Skip to content

Topic 10: Theory of Transformers and Modern Architectures (10-Hour Intensity)

This intensive module provides a deep mathematical and mechanistic dive into the Transformer architecture and its successor State Space Models. It is designed for researchers and engineers seeking to understand the "why" behind the dominant paradigms in AI.


Course Syllabus

Hour 1-2: Mathematical Foundations of Attention

  • The Statistical View: Rigorous derivation of self-attention as an asymmetric Nadaraya-Watson kernel estimator.
  • Expressivity & Turing Completeness: Step-by-step proof of the Perez et al. (2019) theorem on the Turing Completeness of Transformers with infinite precision.
  • Failure Modes of Pure Attention: Exhaustive proof of the Rank Collapse Theorem (Dong et al., 2021). Why \(res(\mathbf{X})\) decays doubly exponentially without skip connections.
  • Worked Examples: Kernel equivalence, identity limit, and hard-attention degeneracies.
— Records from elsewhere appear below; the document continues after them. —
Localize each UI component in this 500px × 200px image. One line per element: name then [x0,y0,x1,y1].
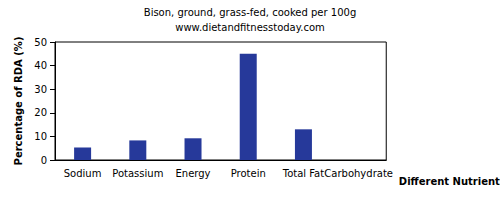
svg-text:Total Fat: Total Fat [282,168,324,179]
svg-text:10: 10 [34,131,47,142]
svg-text:www.dietandfitnesstoday.com: www.dietandfitnesstoday.com [175,22,324,33]
svg-text:40: 40 [34,60,47,71]
svg-text:20: 20 [34,107,47,118]
svg-text:Sodium: Sodium [64,168,102,179]
svg-text:Bison, ground, grass-fed, cook: Bison, ground, grass-fed, cooked per 100… [144,7,356,18]
svg-text:Potassium: Potassium [112,168,163,179]
svg-text:Percentage of RDA (%): Percentage of RDA (%) [13,37,24,166]
svg-text:Protein: Protein [231,168,266,179]
svg-text:0: 0 [41,155,47,166]
svg-text:Carbohydrate: Carbohydrate [324,168,393,179]
svg-text:Different Nutrients: Different Nutrients [399,176,500,187]
svg-text:Energy: Energy [176,168,211,179]
svg-text:50: 50 [34,37,47,48]
svg-text:30: 30 [34,84,47,95]
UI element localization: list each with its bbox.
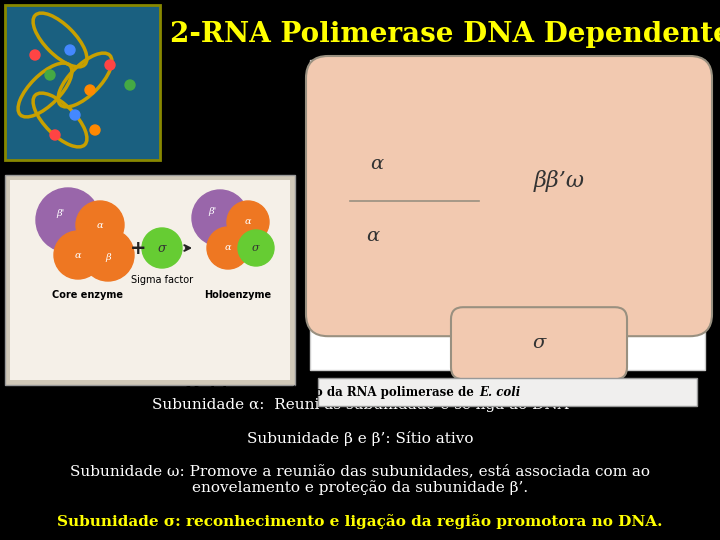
FancyBboxPatch shape <box>451 307 627 379</box>
Text: +: + <box>130 239 146 258</box>
Text: β: β <box>105 253 111 261</box>
FancyBboxPatch shape <box>5 175 295 385</box>
Text: σ: σ <box>532 334 546 352</box>
Text: ββ’ω: ββ’ω <box>534 170 585 192</box>
Text: β': β' <box>208 207 216 217</box>
FancyBboxPatch shape <box>5 5 160 160</box>
Circle shape <box>207 227 249 269</box>
FancyBboxPatch shape <box>306 56 712 336</box>
FancyBboxPatch shape <box>310 60 705 370</box>
Text: Core enzyme: Core enzyme <box>53 290 124 300</box>
Text: α: α <box>225 244 231 253</box>
Text: α: α <box>366 227 379 245</box>
Text: α: α <box>96 220 103 230</box>
Text: α: α <box>75 251 81 260</box>
Text: Subunidade α:  Reuni as subunidade e se liga ao DNA: Subunidade α: Reuni as subunidade e se l… <box>152 398 568 412</box>
Text: enovelamento e proteção da subunidade β’.: enovelamento e proteção da subunidade β’… <box>192 481 528 495</box>
Circle shape <box>45 70 55 80</box>
Text: E. coli: E. coli <box>480 386 521 399</box>
Text: 2-RNA Polimerase DNA Dependente: 2-RNA Polimerase DNA Dependente <box>170 22 720 49</box>
Circle shape <box>125 80 135 90</box>
Circle shape <box>36 188 100 252</box>
Text: Sigma factor: Sigma factor <box>131 275 193 285</box>
Text: α: α <box>370 155 383 173</box>
Circle shape <box>70 110 80 120</box>
Circle shape <box>85 85 95 95</box>
Text: Subunidade ω: Promove a reunião das subunidades, está associada com ao: Subunidade ω: Promove a reunião das subu… <box>70 464 650 478</box>
Text: β': β' <box>56 208 64 218</box>
Circle shape <box>105 60 115 70</box>
FancyBboxPatch shape <box>10 180 290 380</box>
Circle shape <box>142 228 182 268</box>
Text: σ: σ <box>252 243 260 253</box>
Text: Subunidade σ: reconhecimento e ligação da região promotora no DNA.: Subunidade σ: reconhecimento e ligação d… <box>58 515 662 529</box>
Text: Subunidade β e β’: Sítio ativo: Subunidade β e β’: Sítio ativo <box>247 430 473 445</box>
FancyBboxPatch shape <box>318 378 697 406</box>
Circle shape <box>82 229 134 281</box>
Circle shape <box>30 50 40 60</box>
Circle shape <box>65 45 75 55</box>
Text: σ: σ <box>158 241 166 254</box>
Circle shape <box>90 125 100 135</box>
Circle shape <box>54 231 102 279</box>
Text: α: α <box>245 218 251 226</box>
Circle shape <box>76 201 124 249</box>
Circle shape <box>238 230 274 266</box>
Circle shape <box>227 201 269 243</box>
Text: Holoenzyme: Holoenzyme <box>204 290 271 300</box>
Text: Modelo esquemático da RNA polimerase de: Modelo esquemático da RNA polimerase de <box>186 385 477 399</box>
Circle shape <box>192 190 248 246</box>
Circle shape <box>50 130 60 140</box>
Hour 3-4: Transformers as Meta-Optimizers

  • The Mesa-Optimization Hypothesis: Proof of the LSA-GD equivalence (Von Oswald et al., 2023). How one layer of attention implements one step of Gradient Descent.
  • Iterative Refinement: Multi-layer construction for multi-step GD and preconditioned Newton methods.
  • The Bayesian Perspective: Xie et al. (2022) proof of In-Context Learning as implicit Bayesian Inference over latent HMM concepts.
  • Coding Demos: Building a "Transformer-Optimizer" for linear regression from scratch.

Hour 5-6: Scaling Laws and the Manifold Hypothesis

  • The Chinchilla Derivation: Full derivation of compute-optimal \((N, D)\) allocation using Lagrange Multipliers under power-law constraints.
  • The Geometric Origin of Exponents: Theoretical derivation of the scaling exponent \(\alpha \approx 4/d\) from the intrinsic dimensionality of the data manifold.
  • Engineering Scaling: Inference-optimal vs. Compute-optimal regimes. Over-training theories (Llama-3 analysis).
  • Worked Examples: Budget allocation for 10B to 1T parameter regimes.

Hour 7-8: Mechanistic Interpretability and Circuits

  • Circuit Complexity: Rigorous proof that induction heads require \(L \ge 2\) layers due to the necessity of K-composition.
  • Grokking Phase Transitions: Formal analysis of the grokking transition using Nanda et al.'s Fourier progress measures. Competition between memorization and generalization circuits.
  • Superposition & SAEs: Mathematical foundations of non-orthogonal superposition and the use of Sparse Autoencoders for feature decomposition.
  • Coding Demos: Induction head detection and Fourier logit spectrum analysis.

Hour 9-10: Beyond Attention: SSMs and Linear Complexity

  • Optimal Memory (HiPPO): Full rigorous proof of the optimality of the HiPPO matrix for online polynomial projection.
  • Parallel Recurrence: Proof of the associative property of the selective scan operation. Parallel prefix scan algorithms (\(O(\log L)\)).
  • Modern SSMs (Mamba): Discretization via Zero-Order Hold (ZOH) and hardware-aware SRAM fusion.
  • The Frontier: State Space Duality (Mamba-2) and the formal equivalence between SSMs and Linear Attention.

Prerequisites

  • Linear Algebra: Spectral theorem, Singular Value Decomposition (SVD), Matrix calculus.
  • Probability: Bayesian inference, Concentration of measure, Markov chains.
  • Optimization: Lagrange multipliers, Gradient descent dynamics, Newton's method.
  • Signal Processing: Discrete Fourier Transform (DFT), Orthogonal polynomials.

Learning Objectives

By the end of this 10-hour intensive, students will be able to:

  1. Prove the conditions under which a Transformer is Turing complete.
  2. Derive compute-optimal training configurations for new data domains.
  3. Reverse-engineer small Transformers to identify algorithmic circuits like induction heads.
  4. Implement parallel associative scans for linear-time sequence modeling.
  5. Mathematically audit new architectures for potential rank collapse or memory bottlenecks.